Fake Isis attack in Prague by anti-immigrant protesters sparks panic

An anti-immigration group sparked panic in the centre of Prague after dressing up as Isis fighters and staging a fake terror attack. 

The apparent protest, by a group called "We don't want Islam in the Czech Republic", was pre-approved by City Hall officials and known about by the capital's police.

Yet it was allowed to go ahead in a stunt that caused about 80 people, including many from the city's Jewish quarter, to run for cover.

Their shouts of "Allahu Akbar" from an army truck caused one local restaurant owner to pull out his shotgun while others shouted "Islamophobe" when they realised what was happening.

The leader of the group, Martin Konvicka, blamed Muslims for the demonstration going wrong.

"Until a few Muslims started shouting aggressively and pushing toward the performers, everything was going very peacefully," Mr Konvicka wrote on his Facebook page.

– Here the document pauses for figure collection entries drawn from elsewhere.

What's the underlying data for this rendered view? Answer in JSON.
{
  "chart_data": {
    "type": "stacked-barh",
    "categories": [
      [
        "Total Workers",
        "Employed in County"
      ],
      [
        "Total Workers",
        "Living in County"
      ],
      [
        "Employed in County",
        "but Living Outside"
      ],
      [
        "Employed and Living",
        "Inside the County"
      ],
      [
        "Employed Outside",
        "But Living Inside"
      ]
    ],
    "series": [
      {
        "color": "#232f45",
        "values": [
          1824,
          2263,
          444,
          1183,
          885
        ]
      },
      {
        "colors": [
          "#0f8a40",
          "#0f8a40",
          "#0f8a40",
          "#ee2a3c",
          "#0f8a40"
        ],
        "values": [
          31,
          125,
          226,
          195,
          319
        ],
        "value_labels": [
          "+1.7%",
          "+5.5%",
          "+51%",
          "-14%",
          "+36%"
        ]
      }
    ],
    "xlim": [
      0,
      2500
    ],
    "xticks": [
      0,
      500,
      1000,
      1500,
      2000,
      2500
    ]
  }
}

Mr Konvicka, who is an entomologist at the University of South Bohemia, confirmed that City Hall officials in Prague had approved the demonstration.

"The police checked our air guns and even counted how many bearded guys were in our group, to make sure we didn't deviate from what we told City Hall we would do," he told the New York Times.

City Hall officials said they would not have allowed the demonstration "had they known" exactly what it entailed.

The group drove into Old Town Square a Humvee truck while waving fake submachine-style BB guns and a black and white Isis flag.

Men with detachable beards waved fake Isis flags in a demonstration approved by Prague's City Hall officials

And, in an apparent reference to traditional Middle Eastern animal husbandry, they also had a camel and a goat.

One Jewish restaurant-owner ran to the square with his gun, while children and families knocked over tables and chairs as they fled.

The demonstration was meant to coincide with the anniversary of the invasion of the Czech Republic by the Soviet Army in 1968.

Far-right wing, anti-immigrant activism has increasingly focused on Muslims in the country. Tomio Okamura, an MP who heads opposition movement Dawn of Direct Democracy, told people to walk pigs near mosques as an "instruction for the protection against Islam" in a Facebook post last year.

Tensions have risen since a 25-year-old Czech citizen was charged with trying to join Isis in the first case of its kind in the country this month.